Access to information, transparency, independent media, accountability and citizen participation are not being adequately addressed by the global effort to set a new set of Sustainable Development Goals (SDGs), according to a diverse group of global development specialists.
Drawn from an informal survey of the members of the so-called Effective Institutions Platform, data suggest that an important group of development specialists are concerned about the effort to set new global development goals. The SDGs would replace the Millennium Development Goals when they expire in 2015.
Media and civil society organizations from around the world have pushed for the inclusion of access to information and media freedoms in the SDGs. But that effort has been stymied by a growing group of authoritarian countries that are opposed to any effort to measure progress on these issues.
The respondents to the survey, which was released this week during the EIP annual meeting in Paris, included around 40 government officials, parliamentarians, and civil society representatives.
The survey results are important because they suggest that specialists in institutional development are skeptical about the likely effectiveness of the SDGs unless they take into account more elements of an open society, including citizen participation and the ability of the media to monitor and help hold officials accountable for their performance.
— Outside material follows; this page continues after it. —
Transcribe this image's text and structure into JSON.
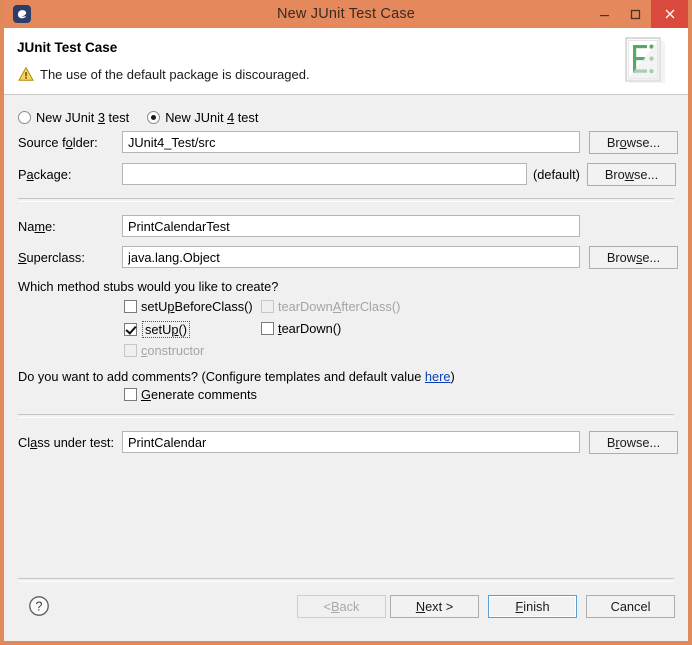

The EIP is an international partnership that brings together more than 60 countries and organizations, including both high and lower income countries, as well as international organizations and think tanks. The platform is one of the working groups that emerged from the global aid effectiveness conference that took place in Busan, South Korea, in 2012.
The process of developing the SGDs is not completed, but an earlier proposal for measurable global commitments on independent media and access to information looks unlikely to survive through the negotiation process, which is expected to end end in late 2015.